Theorem p_implies_p: forall P:Type, forall _:P, P.
Proof. lambda P:Type -> lambda x:P -> x.

Compared to Coq, it is much more difficult to understand what is happening in this CoC proof because it lacks tactics.

Future Work

The next step for this project would be to implement CiC (add support for inductively defined types). This would allow users to define inductive lists, natural numbers, etc. Users would also be able to define the vec type that I showed earlier as an example of dependent types. I would also like to define some built-in tactics to make it easier to write proofs.
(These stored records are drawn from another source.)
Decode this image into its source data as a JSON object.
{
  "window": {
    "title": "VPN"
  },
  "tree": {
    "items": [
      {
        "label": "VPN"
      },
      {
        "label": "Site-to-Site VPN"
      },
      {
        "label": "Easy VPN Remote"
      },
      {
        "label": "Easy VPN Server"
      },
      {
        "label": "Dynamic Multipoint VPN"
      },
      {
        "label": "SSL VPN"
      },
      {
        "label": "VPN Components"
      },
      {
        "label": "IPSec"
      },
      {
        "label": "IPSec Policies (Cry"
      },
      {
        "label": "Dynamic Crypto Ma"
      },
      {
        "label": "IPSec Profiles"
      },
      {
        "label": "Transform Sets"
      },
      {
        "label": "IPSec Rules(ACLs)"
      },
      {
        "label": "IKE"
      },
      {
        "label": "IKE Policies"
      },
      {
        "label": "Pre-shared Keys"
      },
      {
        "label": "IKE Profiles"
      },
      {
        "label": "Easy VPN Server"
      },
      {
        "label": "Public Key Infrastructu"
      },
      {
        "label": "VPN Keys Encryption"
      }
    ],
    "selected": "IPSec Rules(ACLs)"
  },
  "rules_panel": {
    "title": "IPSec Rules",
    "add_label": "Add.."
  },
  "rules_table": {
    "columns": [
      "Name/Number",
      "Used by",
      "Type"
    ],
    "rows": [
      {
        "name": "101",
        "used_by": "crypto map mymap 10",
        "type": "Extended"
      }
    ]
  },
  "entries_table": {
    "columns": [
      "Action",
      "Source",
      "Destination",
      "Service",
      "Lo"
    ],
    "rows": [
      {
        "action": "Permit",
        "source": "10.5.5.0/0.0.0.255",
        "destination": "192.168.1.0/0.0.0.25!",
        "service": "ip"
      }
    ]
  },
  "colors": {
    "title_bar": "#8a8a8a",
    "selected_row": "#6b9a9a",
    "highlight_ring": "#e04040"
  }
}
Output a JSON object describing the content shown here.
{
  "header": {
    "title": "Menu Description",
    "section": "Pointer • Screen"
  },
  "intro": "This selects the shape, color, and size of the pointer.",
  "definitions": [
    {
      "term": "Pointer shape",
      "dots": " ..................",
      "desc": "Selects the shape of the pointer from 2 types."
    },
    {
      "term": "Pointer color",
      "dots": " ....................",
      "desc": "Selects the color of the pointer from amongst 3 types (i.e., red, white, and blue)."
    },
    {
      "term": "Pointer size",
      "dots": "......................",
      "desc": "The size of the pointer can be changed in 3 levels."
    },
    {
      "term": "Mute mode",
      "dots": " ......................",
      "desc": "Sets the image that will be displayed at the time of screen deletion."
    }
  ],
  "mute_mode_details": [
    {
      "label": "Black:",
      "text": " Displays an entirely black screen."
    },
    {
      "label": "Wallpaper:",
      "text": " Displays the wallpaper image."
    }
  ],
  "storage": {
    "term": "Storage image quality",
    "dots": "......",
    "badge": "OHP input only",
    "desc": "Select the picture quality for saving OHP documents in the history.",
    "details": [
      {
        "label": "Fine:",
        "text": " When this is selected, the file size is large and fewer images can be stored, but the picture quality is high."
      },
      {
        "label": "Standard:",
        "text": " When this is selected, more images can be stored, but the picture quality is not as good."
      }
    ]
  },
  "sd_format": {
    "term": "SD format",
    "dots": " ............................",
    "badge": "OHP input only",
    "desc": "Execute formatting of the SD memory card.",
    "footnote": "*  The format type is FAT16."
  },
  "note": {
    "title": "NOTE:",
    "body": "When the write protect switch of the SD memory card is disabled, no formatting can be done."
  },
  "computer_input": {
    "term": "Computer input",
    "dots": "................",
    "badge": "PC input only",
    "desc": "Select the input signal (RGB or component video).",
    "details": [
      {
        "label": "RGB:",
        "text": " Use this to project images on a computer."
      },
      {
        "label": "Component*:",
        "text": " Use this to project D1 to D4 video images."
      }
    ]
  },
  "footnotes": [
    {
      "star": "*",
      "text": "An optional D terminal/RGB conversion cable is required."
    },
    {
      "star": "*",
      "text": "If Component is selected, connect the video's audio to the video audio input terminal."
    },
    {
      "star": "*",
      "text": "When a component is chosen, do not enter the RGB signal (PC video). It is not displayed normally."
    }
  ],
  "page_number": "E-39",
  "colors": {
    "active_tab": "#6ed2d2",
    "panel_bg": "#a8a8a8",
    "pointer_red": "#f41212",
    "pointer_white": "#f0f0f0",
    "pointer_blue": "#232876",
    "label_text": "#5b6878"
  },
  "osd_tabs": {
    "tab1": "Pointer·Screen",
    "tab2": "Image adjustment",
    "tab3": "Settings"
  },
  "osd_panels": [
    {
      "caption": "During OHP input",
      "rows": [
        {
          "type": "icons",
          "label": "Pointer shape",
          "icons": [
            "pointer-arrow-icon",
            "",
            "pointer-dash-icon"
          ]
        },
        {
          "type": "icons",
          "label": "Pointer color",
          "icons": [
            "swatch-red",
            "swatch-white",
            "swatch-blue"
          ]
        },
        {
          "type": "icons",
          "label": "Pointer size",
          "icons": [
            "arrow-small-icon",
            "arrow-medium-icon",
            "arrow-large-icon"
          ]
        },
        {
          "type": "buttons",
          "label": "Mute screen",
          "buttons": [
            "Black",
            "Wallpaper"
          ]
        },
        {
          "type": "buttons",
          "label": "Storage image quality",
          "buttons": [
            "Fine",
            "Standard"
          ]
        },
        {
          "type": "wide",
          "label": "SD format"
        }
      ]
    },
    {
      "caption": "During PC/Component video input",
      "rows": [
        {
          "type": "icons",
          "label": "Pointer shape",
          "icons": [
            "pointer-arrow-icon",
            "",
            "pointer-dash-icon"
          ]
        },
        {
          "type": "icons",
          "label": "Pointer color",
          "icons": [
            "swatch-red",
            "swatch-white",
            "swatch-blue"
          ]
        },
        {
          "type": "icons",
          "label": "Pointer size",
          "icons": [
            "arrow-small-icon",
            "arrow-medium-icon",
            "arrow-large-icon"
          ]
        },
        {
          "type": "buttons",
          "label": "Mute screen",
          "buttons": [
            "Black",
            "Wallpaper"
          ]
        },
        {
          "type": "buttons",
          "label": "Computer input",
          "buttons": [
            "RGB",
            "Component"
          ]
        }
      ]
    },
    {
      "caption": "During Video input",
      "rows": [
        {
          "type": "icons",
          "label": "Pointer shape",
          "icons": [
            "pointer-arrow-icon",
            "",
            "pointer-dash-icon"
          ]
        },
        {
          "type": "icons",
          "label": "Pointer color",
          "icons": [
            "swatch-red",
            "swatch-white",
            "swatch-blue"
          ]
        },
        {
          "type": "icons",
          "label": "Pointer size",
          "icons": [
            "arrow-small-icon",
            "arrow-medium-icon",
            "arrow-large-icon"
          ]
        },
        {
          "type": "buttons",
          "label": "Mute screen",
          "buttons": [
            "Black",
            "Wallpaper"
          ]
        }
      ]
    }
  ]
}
When someone is first learning Coq, they usually start out with proving theorems like 1 = 1 or 1 + 2 = 2 + 1. These proofs only require one line, reflexivity. I think it would be cool to implement inductive types and add a reflexivity tactic so that a user could complete some of the exercises in the first chapter of Software Foundations.

Acknowledgements

Professor Clarkson’s CoC Notes helped me a lot with understanding CoC, and this paper was also really helpful for understanding inference rules. Also huge shout out to Chris Lam for helping a little bit with the typechecker and helping a lot with writing proofs!

Bonus

$ * $ is the universe of all types, but is itself not a type. Why is this? A similar question is known as Russell’s Paradox: let $ R = \{ x | x \notin x \} $, i.e., $R$ is the set of all sets that are not members of themselves. Can $R$ be a member of itself?

  1. If $R$ is a member of itself, then by definition $R \notin R$, which means $ R $ is not a member of itself
  2. If $R$ is not a member of itself, then $R \notin R$. This means $R \in R$ by the definition of $R$

The result is a contradiction. In symbols:

$ \text{Let } R = \{ x | x \notin x \} , \text{then } R \in R \Leftrightarrow R \notin R $

So what is the solution? Russell’s solution was type theory, which creates a hierarchy of types where objects of a type can only be built from objects of types lower in the hierarchy. Allowing $*$ to be a type itself would violate this hierarchy and lead to paradox (this would be very bad, as this would allow us to prove False).